Budapest Hundreds of Hungarians staged a protest Sunday against the planned reform of the prestigious Theater and Film Arts University, fearing that the school would be under government control.


The protesters, many of them university students and staff, actors, and writers, gave placards and lectures in front of the main building to condemn the planned changes.

Joseph Mate, a theater fan at the protest, said: "The government has already done a lot of damage to the Hungarian culture and we have to raise our voice on what they are going to do now."

A bill, introduced in parliament on May 26, will transfer ownership of a 155-year-old public company on a private basis.

The government argues that the new structure will make the country's most important institution more flexible and efficient for theater and film directors and actors, and will help the school more financially.

The government has already revived Carwynes University, a major school of economics, to continue to rebuild seven more schools.

The fact that the university is run by the Board of Trustees of Administration "not only reduces the state's influence on these schools but also eliminates it altogether," Prime Minister Staff Gurgali Gulias said Thursday.

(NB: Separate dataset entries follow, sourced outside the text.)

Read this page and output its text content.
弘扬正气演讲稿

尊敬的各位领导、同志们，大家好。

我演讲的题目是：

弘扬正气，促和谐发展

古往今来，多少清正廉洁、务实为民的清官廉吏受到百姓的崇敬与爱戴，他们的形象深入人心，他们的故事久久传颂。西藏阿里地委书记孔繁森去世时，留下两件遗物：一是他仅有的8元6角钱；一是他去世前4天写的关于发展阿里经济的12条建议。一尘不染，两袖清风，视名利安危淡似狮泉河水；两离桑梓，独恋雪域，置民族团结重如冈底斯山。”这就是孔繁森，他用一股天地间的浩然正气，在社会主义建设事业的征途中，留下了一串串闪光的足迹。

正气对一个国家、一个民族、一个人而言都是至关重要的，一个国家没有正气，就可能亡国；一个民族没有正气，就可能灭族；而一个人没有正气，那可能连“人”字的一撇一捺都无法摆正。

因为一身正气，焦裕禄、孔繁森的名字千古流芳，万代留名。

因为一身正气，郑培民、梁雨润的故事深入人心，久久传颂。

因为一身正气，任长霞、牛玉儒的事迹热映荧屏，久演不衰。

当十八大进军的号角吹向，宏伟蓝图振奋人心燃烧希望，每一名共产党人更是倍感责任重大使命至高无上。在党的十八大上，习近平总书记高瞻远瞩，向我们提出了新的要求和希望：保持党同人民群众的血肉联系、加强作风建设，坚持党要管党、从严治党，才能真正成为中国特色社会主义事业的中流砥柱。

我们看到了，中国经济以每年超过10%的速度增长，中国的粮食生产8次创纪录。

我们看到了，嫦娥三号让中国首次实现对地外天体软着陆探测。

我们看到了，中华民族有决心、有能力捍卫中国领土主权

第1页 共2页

But critics say the government appoints trustees and has the authority to appoint the head of the school transparently without consulting faculty or students.

The institute is "run by a foundation where the government can take full control of the university," the students' petition said.

Prime Minister Viktor Orb n has expanded his influence in most areas of central European country life during his decades of rule.

The European Union has long criticized policies that threaten the rule of law by imposing party control over the judiciary, the media, and educational institutions.